COVID-19 is deepening global food insecurity, as the economic impact of pandemic exacerbates expected seasonal natural hazards and pre-existing food security challenges. WFP has mobilized in response, including supporting more than 500,000 people affected by COVID-19 in the host community in Cox’s Bazar, Bangladesh; providing food assistance to 20,000 households immobilised by COVID-19 in Conakry, Guinea; and reaching 559,000 learners in Malawi with takehome school meals.

Resourcing remains the primary challenge to WFP’s ability to scale up and wage a global response to the COVID-19 pandemic. The WFP Global Response to COVID-19 plan remains significantly underfunded, with USD 750 million in contributions against the required USD 4.9 billion. Likewise, WFP’s Global Common Services face significant funding shortfalls, with USD 207.6 million mobilized against the USD 965 million requirement.
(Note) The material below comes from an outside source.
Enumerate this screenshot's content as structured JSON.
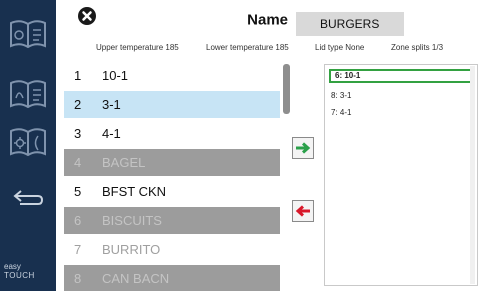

Following the cataclysmic blast in Beirut, WFP is working around the clock to avoid a humanitarian catastrophe. WFP’s first shipment of 12,500 metric tonnes of wheat flour arrived in Beirut on Tuesday 18 August; WFP has also procured 150,000 food parcels to distribute to families impacted by the explosion, economic crisis and COVID-19. Health officials have warned that the chaos caused by the explosion risks accelerating the spread of COVID-19; on 17 August, Lebanon registered a record-high number of new daily cases and imposed a two-week lockdown starting 21 August.

Globally, increased needs are stable at around USD 1.8 billion from July to December, a 29 per cent increase compared to what was planned before the pandemic. The biggest relative increases are from Regional Bureau Panama, Regional Bureau Bangkok, Regional Bureau Johannesburg, the crisis response focus area, and the cash-based transfer modality.